Countries like China, South Korea, Italy and Spain went into total lockdown because their national governments saw no other alternative. The virus in Italy had already been present since January, probably even earlier. Once the Italian National Institute of Health started to register the first cases back in mid-February, it was probably too late to do anything else, because the number of cases of unknown origin was too large already. If the number of cases of known origin is low, so-called social distancing or self-isolation or quarantine can be the sensible thing to do – always providing it is clear to people what these things constitute and what their purpose is (i.e. to slow the spread of the disease so that healthcare systems can try to cope with the peak of critical cases).
In Italy, lockdown was applied almost from the start but only to small villages in northern Italy where it was believed that the spread had started. This seemed to work in these villages, but the spread was not in fact limited to those locations. Soon the big cities of Lodi, Bergamo, Brescia, and even Milan, became heavily affected causing lockdown to be extended to the whole Lombardy region and after a week or so to the whole country.
As we go to press (late March) the peak of new cases seems to be being reached and there is hope that the virus will not affect central and southern Italy as it has the north. Aggravating factors in the north have been that many people continued their lives more or less as usual even after the restrictions came into force (even going skiing or to seaside resorts) and, especially, that many small and medium-size businesses did not close down. This meant that many workers felt forced to go to work in ‘non-vital’ sectors and with very few safety measures in place. On 12 March the metalworking unions (FIM, FIOM and UILM) threatened strike action if workplaces were not made safer and some took strike action. The government encouragement of ‘forced’ holidays did not appeal to many workers who were effectively being asked to choose either to remain in lockdown at home and risk not being paid or to go to work in a potentially unsafe place. Not all categories of workers are effectively unionised in Italy and for the large majority of small and medium-size enterprises it was business as usual.

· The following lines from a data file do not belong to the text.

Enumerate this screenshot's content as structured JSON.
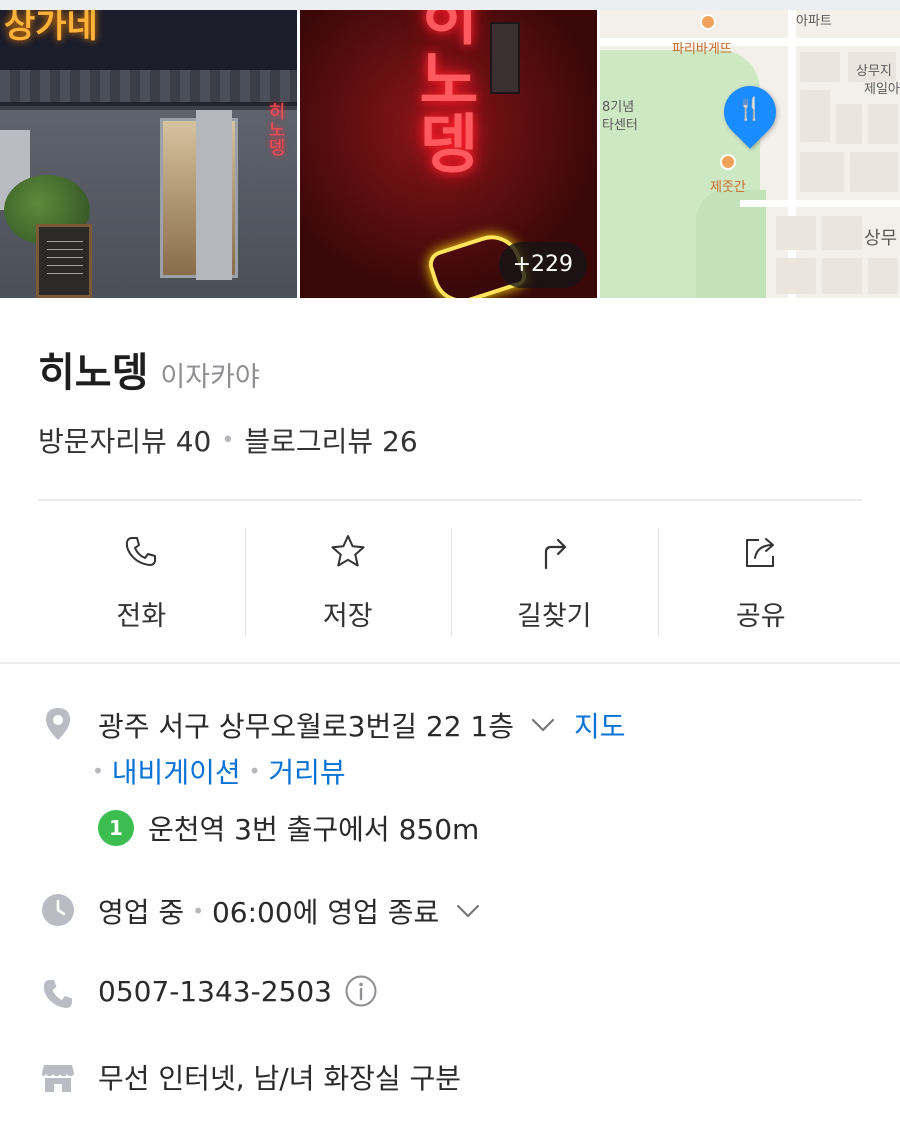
{
  "photos": {
    "storefront_sign": "상가네",
    "neon_vertical": "히노뎅",
    "more_count": "+229"
  },
  "map": {
    "labels": {
      "apartment": "아파트",
      "paris": "파리바게뜨",
      "sangmuji": "상무지",
      "jeil": "제일아",
      "memorial": "8기념",
      "center": "타센터",
      "jejugan": "제줏간",
      "sangmu": "상무"
    }
  },
  "place": {
    "name": "히노뎅",
    "category": "이자카야",
    "visitor_reviews": "방문자리뷰 40",
    "blog_reviews": "블로그리뷰 26"
  },
  "actions": [
    {
      "label": "전화",
      "icon": "phone-icon"
    },
    {
      "label": "저장",
      "icon": "star-icon"
    },
    {
      "label": "길찾기",
      "icon": "directions-icon"
    },
    {
      "label": "공유",
      "icon": "share-icon"
    }
  ],
  "info": {
    "address": "광주 서구 상무오월로3번길 22 1층",
    "map_link": "지도",
    "navigation_link": "내비게이션",
    "streetview_link": "거리뷰",
    "subway_line": "1",
    "subway_text": "운천역 3번 출구에서 850m",
    "hours_status": "영업 중",
    "hours_detail": "06:00에 영업 종료",
    "phone": "0507-1343-2503",
    "amenities": "무선 인터넷, 남/녀 화장실 구분"
  },
  "colors": {
    "link": "#0a74d6",
    "subway_line_1": "#3cbd50",
    "map_pin": "#1a8cff"
  }
}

This can be seen as a greater risk factor than individuals going out for a walk or a run or walking their dog while keeping a distance from others. Yet subsequently these activities too have been virtually forbidden. Even the measures announced on 17 March, but which will only become law in May, do not convincingly help those workers either. According to the so-called ‘Healing Italy’ decree, vouchers of up to €600 will be paid by the State for babysitters. But this involves finding a trusted person who, regardless of the lockdown, can come to babysit your children. In addition a 15-day parental leave allowance has been granted at 50 percent of full salary for the period 5 March to 3 April. And then schools remain closed, if the situation does not worsen, until 2 May. The parental leave allowance means that workers have to decide whether to take forced unpaid holidays, or getting parental leave and losing 50 percent of their salaries (which are known to be among the lowest in Europe), or going to work and leaving their children with a babysitter (if available) or grandparents (if any). The latter has tended to be the option of choice, exposing as it does elderly people to increased danger of contracting the virus.

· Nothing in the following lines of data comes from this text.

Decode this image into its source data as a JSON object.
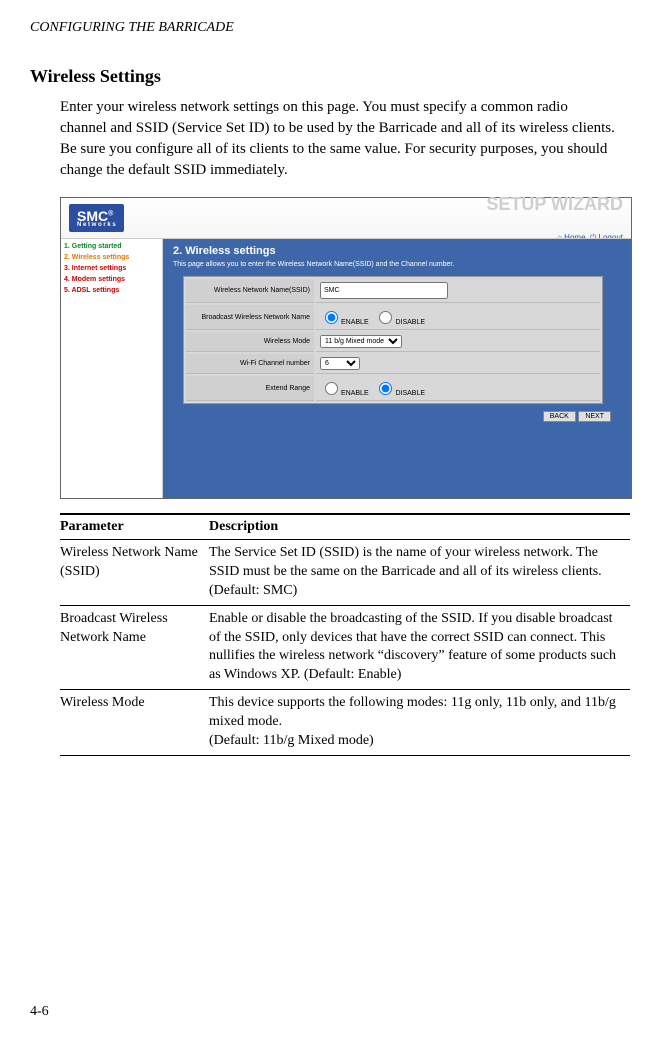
{
  "header": {
    "running": "CONFIGURING THE BARRICADE"
  },
  "section": {
    "title": "Wireless Settings",
    "intro": "Enter your wireless network settings on this page. You must specify a common radio channel and SSID (Service Set ID) to be used by the Barricade and all of its wireless clients. Be sure you configure all of its clients to the same value. For security purposes, you should change the default SSID immediately."
  },
  "screenshot": {
    "logo": "SMC",
    "logo_sub": "N e t w o r k s",
    "wizard": "SETUP WIZARD",
    "home": "Home",
    "logout": "Logout",
    "nav": {
      "i1": "1. Getting started",
      "i2": "2. Wireless settings",
      "i3": "3. Internet settings",
      "i4": "4. Modem settings",
      "i5": "5. ADSL settings"
    },
    "content": {
      "title": "2. Wireless settings",
      "desc": "This page allows you to enter the Wireless Network Name(SSID) and the Channel number.",
      "rows": {
        "ssid_label": "Wireless Network Name(SSID)",
        "ssid_value": "SMC",
        "broadcast_label": "Broadcast Wireless Network Name",
        "enable": "ENABLE",
        "disable": "DISABLE",
        "mode_label": "Wireless Mode",
        "mode_value": "11 b/g Mixed mode",
        "channel_label": "Wi-Fi Channel number",
        "channel_value": "6",
        "extend_label": "Extend Range"
      },
      "back": "BACK",
      "next": "NEXT"
    }
  },
  "table": {
    "h1": "Parameter",
    "h2": "Description",
    "rows": [
      {
        "param": "Wireless Network Name (SSID)",
        "desc": "The Service Set ID (SSID) is the name of your wireless network. The SSID must be the same on the Barricade and all of its wireless clients. (Default: SMC)"
      },
      {
        "param": "Broadcast Wireless Network Name",
        "desc": "Enable or disable the broadcasting of the SSID. If you disable broadcast of the SSID, only devices that have the correct SSID can connect. This nullifies the wireless network “discovery” feature of some products such as Windows XP. (Default: Enable)"
      },
      {
        "param": "Wireless Mode",
        "desc": "This device supports the following modes: 11g only, 11b only, and 11b/g mixed mode.\n(Default: 11b/g Mixed mode)"
      }
    ]
  },
  "page_number": "4-6"
}
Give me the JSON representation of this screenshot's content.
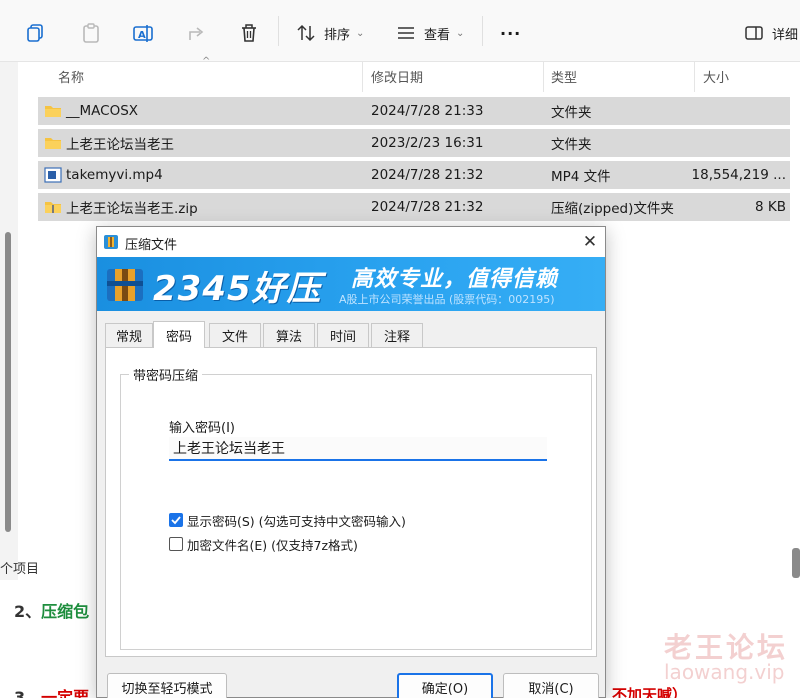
{
  "explorer": {
    "toolbar": {
      "sort_label": "排序",
      "view_label": "查看",
      "more_label": "···",
      "details_label": "详细"
    },
    "columns": {
      "name": "名称",
      "date": "修改日期",
      "type": "类型",
      "size": "大小"
    },
    "files": [
      {
        "name": "__MACOSX",
        "date": "2024/7/28 21:33",
        "type": "文件夹",
        "size": "",
        "icon": "folder-icon"
      },
      {
        "name": "上老王论坛当老王",
        "date": "2023/2/23 16:31",
        "type": "文件夹",
        "size": "",
        "icon": "folder-icon"
      },
      {
        "name": "takemyvi.mp4",
        "date": "2024/7/28 21:32",
        "type": "MP4 文件",
        "size": "18,554,219 ...",
        "icon": "video-file-icon"
      },
      {
        "name": "上老王论坛当老王.zip",
        "date": "2024/7/28 21:32",
        "type": "压缩(zipped)文件夹",
        "size": "8 KB",
        "icon": "zip-folder-icon"
      }
    ],
    "status_text": "个项目"
  },
  "article": {
    "heading_prefix": "2、",
    "heading_green": "压缩包",
    "heading3_prefix": "3、",
    "heading3_red": "一定要",
    "heading3_tail": "不加天喊）",
    "watermark_line1": "老王论坛",
    "watermark_line2": "laowang.vip"
  },
  "dialog": {
    "title": "压缩文件",
    "banner_brand": "2345好压",
    "banner_slogan": "高效专业，值得信赖",
    "banner_sub": "A股上市公司荣誉出品 (股票代码：002195)",
    "tabs": [
      "常规",
      "密码",
      "文件",
      "算法",
      "时间",
      "注释"
    ],
    "active_tab": "密码",
    "group_title": "带密码压缩",
    "password_label": "输入密码(I)",
    "password_value": "上老王论坛当老王",
    "show_password_label": "显示密码(S) (勾选可支持中文密码输入)",
    "show_password_checked": true,
    "encrypt_names_label": "加密文件名(E) (仅支持7z格式)",
    "encrypt_names_checked": false,
    "switch_mode_label": "切换至轻巧模式",
    "ok_label": "确定(O)",
    "cancel_label": "取消(C)"
  },
  "colors": {
    "accent": "#1a73e8",
    "banner_blue": "#2aa3f0",
    "folder_yellow": "#f5c342",
    "selection_gray": "#d9d9d9"
  }
}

Italian politicians and mainstream media are talking about health coming first, but that is easy rhetoric. What this may be however is a chance for people collectively to learn to be socially united and responsible. Once again tragic events will be used to try to convince people that class differences are now irrelevant, that ‘we are all in it together’. But the truth is exactly the opposite: only socialism, a society in which we truly will be ‘all in it together’, can properly put human health first – before profits, before the need to limit healthcare facilities, before stinting on the resources needed to fight emergencies, such as covid-19, that may arise. And only a socially conscious world majority can bring about and speed up the process of ending capitalism and bringing about socialism.